After learning the parameters, you can use the model to predict whether a particular student
will be admitted or not.  For a student with an Exam 1 score of 45 and an Exam 2 score of 85, you 
should expect to see an admission probability of 0.776.

Write a function in the next cell, called `model_predictions`.  This function should take
an array of `theta` parameters, and a matrix like our X matrix, that represents exam scores (plus an
additional first column of 1's).  This function will return a vector of the computed probabilities.

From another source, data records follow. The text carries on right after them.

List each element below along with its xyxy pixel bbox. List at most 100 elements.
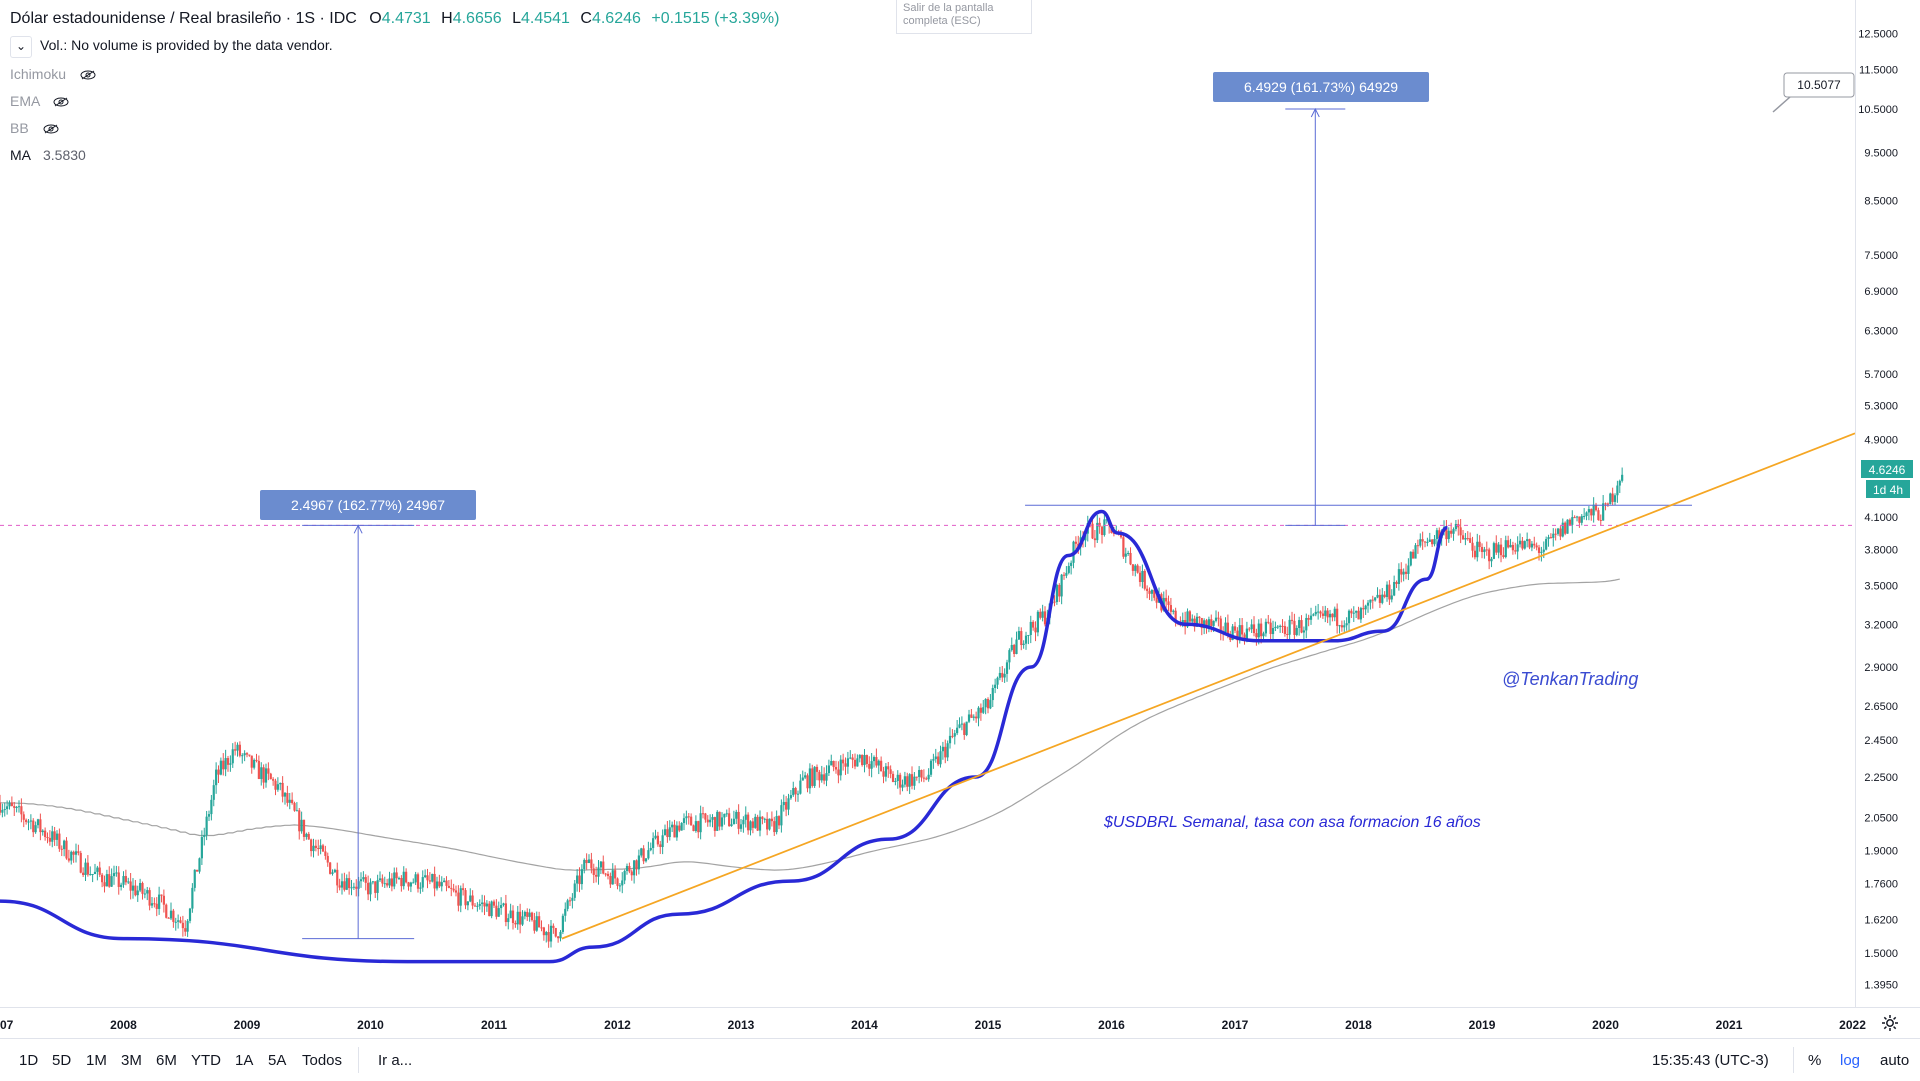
candle xyxy=(447,880,450,889)
candle xyxy=(1143,569,1146,591)
candle xyxy=(792,781,795,797)
candle xyxy=(647,841,650,860)
target-callout-label: 10.5077 xyxy=(1797,78,1841,92)
hidden-eye-icon[interactable] xyxy=(43,124,59,134)
timeframe-5a[interactable]: 5A xyxy=(268,1052,287,1069)
price-tick-label: 1.7600 xyxy=(1864,879,1898,891)
candle xyxy=(1511,541,1514,555)
log-scale-toggle[interactable]: log xyxy=(1840,1052,1861,1069)
candle xyxy=(1549,533,1552,539)
auto-scale-toggle[interactable]: auto xyxy=(1880,1052,1910,1069)
candle xyxy=(744,806,747,828)
candle xyxy=(1096,514,1099,543)
timeframe-1m[interactable]: 1M xyxy=(86,1052,107,1069)
candle xyxy=(250,755,253,774)
candle xyxy=(452,883,455,893)
candle xyxy=(1516,536,1519,560)
measure-box-right[interactable]: 6.4929 (161.73%) 64929 xyxy=(1213,72,1429,102)
candle xyxy=(675,821,678,841)
candle xyxy=(1490,556,1493,568)
candle xyxy=(530,911,534,922)
exit-fullscreen-hint[interactable]: Salir de la pantalla completa (ESC) xyxy=(896,0,1032,34)
timeframe-all[interactable]: Todos xyxy=(302,1052,343,1069)
candle xyxy=(217,765,220,784)
candle xyxy=(699,805,702,840)
candle xyxy=(1060,573,1063,605)
candle xyxy=(307,831,310,840)
candle xyxy=(1067,562,1070,575)
candle xyxy=(466,901,469,911)
candle xyxy=(929,758,933,778)
candle xyxy=(402,866,405,890)
candle xyxy=(63,839,66,857)
candle xyxy=(618,883,621,892)
candle xyxy=(739,819,743,832)
candle xyxy=(811,764,814,788)
bb-legend[interactable]: BB xyxy=(10,120,59,136)
ema-legend[interactable]: EMA xyxy=(10,93,69,109)
ma-legend[interactable]: MA 3.5830 xyxy=(10,147,86,163)
candle xyxy=(407,881,410,891)
bottom-toolbar: 1D 5D 1M 3M 6M YTD 1A 5A Todos Ir a... 1… xyxy=(0,1038,1920,1081)
cup-curve[interactable] xyxy=(0,509,1449,964)
candle xyxy=(1414,543,1417,559)
timeframe-ytd[interactable]: YTD xyxy=(191,1052,221,1069)
candlestick-series xyxy=(0,467,1624,948)
candle xyxy=(659,840,662,854)
candle xyxy=(0,794,2,816)
candle xyxy=(1409,551,1412,567)
candle xyxy=(188,907,192,924)
candle xyxy=(457,885,460,912)
measure-box-left[interactable]: 2.4967 (162.77%) 24967 xyxy=(260,490,476,520)
percent-scale-toggle[interactable]: % xyxy=(1808,1052,1822,1069)
candle xyxy=(146,886,149,901)
timeframe-1d[interactable]: 1D xyxy=(19,1052,39,1069)
candle xyxy=(694,815,697,833)
candle xyxy=(956,720,959,736)
candle xyxy=(1499,538,1503,563)
candle xyxy=(1340,620,1343,632)
candle xyxy=(139,878,142,893)
symbol-title[interactable]: Dólar estadounidense / Real brasileño · … xyxy=(10,10,357,27)
candle xyxy=(777,815,781,830)
candle xyxy=(533,912,536,934)
candle xyxy=(376,874,379,901)
trend-line[interactable] xyxy=(561,432,1856,940)
timeframe-6m[interactable]: 6M xyxy=(156,1052,177,1069)
close-label: C xyxy=(580,10,592,27)
timeframe-3m[interactable]: 3M xyxy=(121,1052,142,1069)
candle xyxy=(846,751,849,774)
goto-date-button[interactable]: Ir a... xyxy=(378,1052,413,1069)
price-tick-label: 1.3950 xyxy=(1864,979,1898,991)
candle xyxy=(1328,609,1332,626)
candle xyxy=(1020,627,1023,651)
candle xyxy=(927,768,930,782)
candle xyxy=(48,830,51,846)
target-callout[interactable]: 10.5077 xyxy=(1772,72,1855,113)
candle xyxy=(863,748,866,773)
candle xyxy=(1483,546,1486,559)
settings-gear-icon[interactable] xyxy=(1880,1013,1900,1033)
candle xyxy=(642,845,645,865)
candle xyxy=(944,739,947,764)
candle xyxy=(580,864,583,890)
candle xyxy=(293,801,296,812)
candle xyxy=(554,927,557,938)
candle xyxy=(785,796,788,817)
candle xyxy=(718,811,721,831)
candle xyxy=(492,899,496,909)
hidden-eye-icon[interactable] xyxy=(53,97,69,107)
candle xyxy=(1264,618,1267,637)
clock-display[interactable]: 15:35:43 (UTC-3) xyxy=(1652,1052,1769,1069)
candle xyxy=(640,847,643,858)
ichimoku-legend[interactable]: Ichimoku xyxy=(10,66,96,82)
candle xyxy=(355,879,358,897)
candle xyxy=(1514,542,1517,555)
timeframe-1a[interactable]: 1A xyxy=(235,1052,254,1069)
collapse-legend-button[interactable]: ⌄ xyxy=(10,36,32,58)
timeframe-5d[interactable]: 5D xyxy=(52,1052,72,1069)
hidden-eye-icon[interactable] xyxy=(80,70,96,80)
candle xyxy=(445,876,448,892)
candle xyxy=(98,861,101,878)
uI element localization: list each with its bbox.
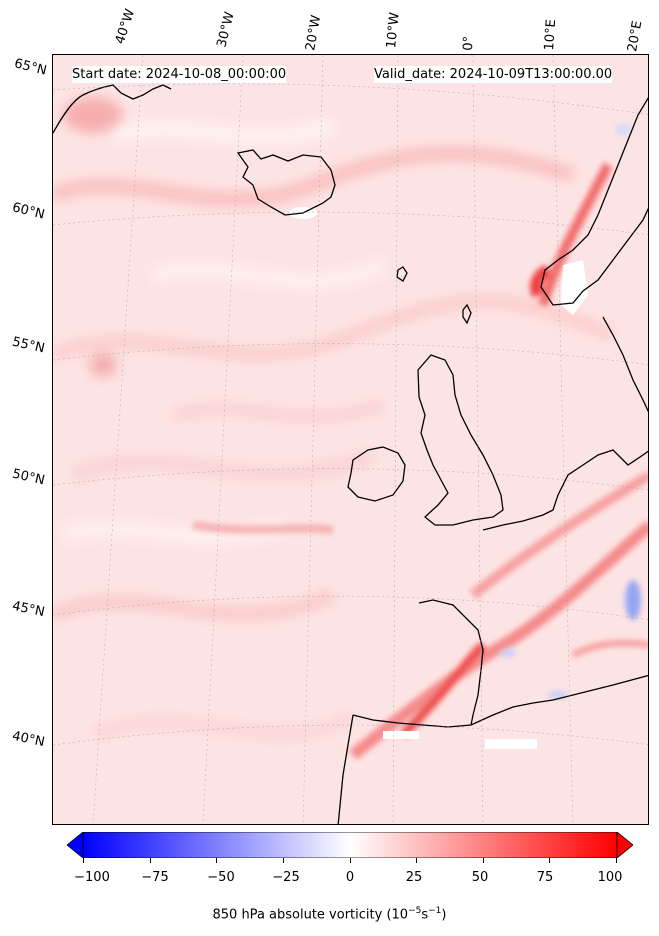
cb-tickmark <box>283 858 284 863</box>
colorbar-gradient <box>82 831 618 859</box>
baltic-coast <box>602 316 648 413</box>
lat-label-40n: 40°N <box>10 728 46 751</box>
lat-label-55n: 55°N <box>10 334 47 357</box>
cb-tick-label: 50 <box>471 870 489 885</box>
cb-tickmark <box>150 858 151 863</box>
map-canvas <box>53 55 648 824</box>
vorticity-bands <box>192 162 648 760</box>
colorbar-extend-max <box>616 831 634 859</box>
cb-tick-label: −25 <box>272 870 300 885</box>
cb-tickmark <box>483 858 484 863</box>
cb-tick-label: 100 <box>597 870 623 885</box>
faroe-islands <box>396 266 408 282</box>
cb-tick-label: 0 <box>345 870 355 885</box>
continent-coast <box>482 449 648 531</box>
shetland-islands <box>462 303 472 325</box>
cb-label-mid: s <box>421 907 429 923</box>
colorbar-label: 850 hPa absolute vorticity (10−5s−1) <box>0 906 659 922</box>
lon-label-10w: 10°W <box>384 11 403 50</box>
lon-label-0: 0° <box>461 35 477 51</box>
negative-vorticity-patches <box>500 124 641 699</box>
cb-tick-label: −75 <box>141 870 169 885</box>
cb-tick-label: 25 <box>405 870 423 885</box>
cb-tickmark <box>616 858 617 863</box>
vorticity-map <box>52 54 649 825</box>
lat-label-60n: 60°N <box>10 200 47 223</box>
ireland-coast <box>347 446 406 502</box>
lat-label-65n: 65°N <box>12 56 49 79</box>
cb-label-end: ) <box>441 907 447 923</box>
start-date-label: Start date: 2024-10-08_00:00:00 <box>72 66 287 83</box>
cb-tickmark <box>216 858 217 863</box>
colorbar-extend-min <box>66 831 84 859</box>
cb-tickmark <box>350 858 351 863</box>
lat-label-50n: 50°N <box>10 466 47 489</box>
lon-label-40w: 40°W <box>112 7 139 46</box>
lon-label-20e: 20°E <box>625 19 646 54</box>
graticule <box>53 55 648 824</box>
great-britain-coast <box>417 354 504 526</box>
colorbar <box>66 831 634 859</box>
iceland-coast <box>236 149 336 216</box>
greenland-coast <box>53 84 172 134</box>
vorticity-texture <box>53 97 616 741</box>
cb-tickmark <box>549 858 550 863</box>
cb-tick-label: −50 <box>207 870 235 885</box>
cb-tick-label: −100 <box>74 870 110 885</box>
iberia-coast <box>352 674 648 728</box>
colorbar-svg <box>66 831 634 859</box>
cb-label-exp2: −1 <box>428 906 442 916</box>
coastlines <box>53 84 648 824</box>
iberia-west-coast <box>337 714 354 824</box>
scandinavia-coast <box>540 97 648 306</box>
cb-label-main: 850 hPa absolute vorticity (10 <box>212 907 409 923</box>
lon-label-10e: 10°E <box>542 18 560 51</box>
valid-date-label: Valid_date: 2024-10-09T13:00:00.00 <box>374 66 613 83</box>
lon-label-30w: 30°W <box>214 10 238 49</box>
cb-tick-label: 75 <box>536 870 554 885</box>
cb-tickmark <box>416 858 417 863</box>
cb-label-exp1: −5 <box>408 906 422 916</box>
cb-tickmark <box>83 858 84 863</box>
lat-label-45n: 45°N <box>10 598 46 621</box>
lon-label-20w: 20°W <box>303 14 325 53</box>
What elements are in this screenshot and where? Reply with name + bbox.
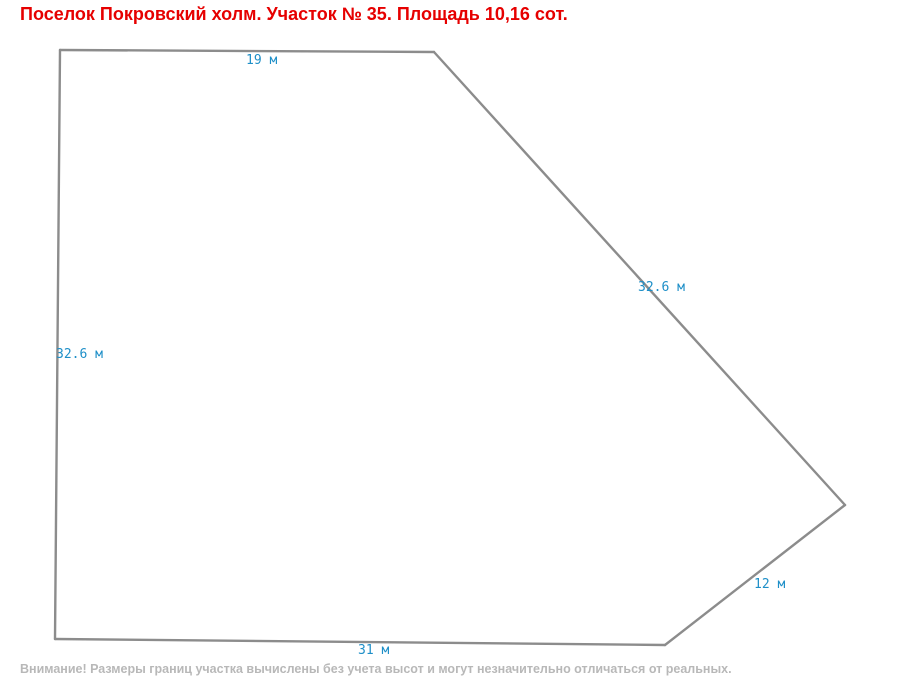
dimension-label-short: 12 м [754, 577, 785, 592]
plot-boundary-bottom [53, 637, 667, 647]
dimension-label-top: 19 м [246, 53, 277, 68]
plot-boundary-diagonal [432, 50, 847, 507]
plot-boundary-top [58, 48, 436, 54]
dimension-label-bottom: 31 м [358, 643, 389, 658]
plot-boundary-left [53, 48, 62, 641]
dimension-label-left: 32.6 м [56, 347, 103, 362]
dimension-label-diagonal: 32.6 м [638, 280, 685, 295]
disclaimer-note: Внимание! Размеры границ участка вычисле… [20, 662, 732, 676]
page-title: Поселок Покровский холм. Участок № 35. П… [20, 4, 568, 24]
plot-boundary-short [663, 503, 847, 647]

For example, if I give the function the following set of new student scores, it will return the following
predicted probability for the students:

```python
X_new = np.array([[ 1,  1,  1,  1],
                  [45, 55, 75, 95],
                  [85, 75, 35, 85]])
theta = np.array([[-25.16133596],
                  [0.20623176],
                  [0.2014716]])

print model_predictions(theta, X_new)
>>> [[ 0.77629063  0.78444846  0.066456    0.99999042]]
```

In [None]:
def model_predictions(theta, X):
    """Given a set of theta parameters, and a set of inputs in X, calculate the models
    prediction of admission.
    
    theta (numpy nx1 array) - An array of the set of theta parameters
       to evaluate
    X (numpy mxn array) - The example inputs, first column is expected
       to be all 1's.
    """
    # put your code here

In [None]:
X_new = np.array([[ 1,  1,  1,  1],
                  [45, 55, 75, 95],
                  [85, 75, 35, 85]])
theta = np.array([[-25.16133596],
                  [0.20623176],
                  [0.2014716]])

print(model_predictions(theta, X_new))

Another way to evaluate the quality of the parameters we have found is to see how well the learned
model predicts on our training set.  You can easily use the results from your `model_predictions`
function to get predicted probabilities for all of our original `X` data in the training set.  If
we threshold these results at the 0.5 level, you should end up with an array of 100 1s and 0's (or true
and false).
Using this array, and the array `y` containing the correct answers, compute the percentage of
inputs that our model gets correct from our training data set.  From the previous figure, you 
should be able to see that the model decision boundary gets about 11 of the inputs in the wrong category,
given an 89% accuracy.  In the next cell, compute the accuracy of our logistic model.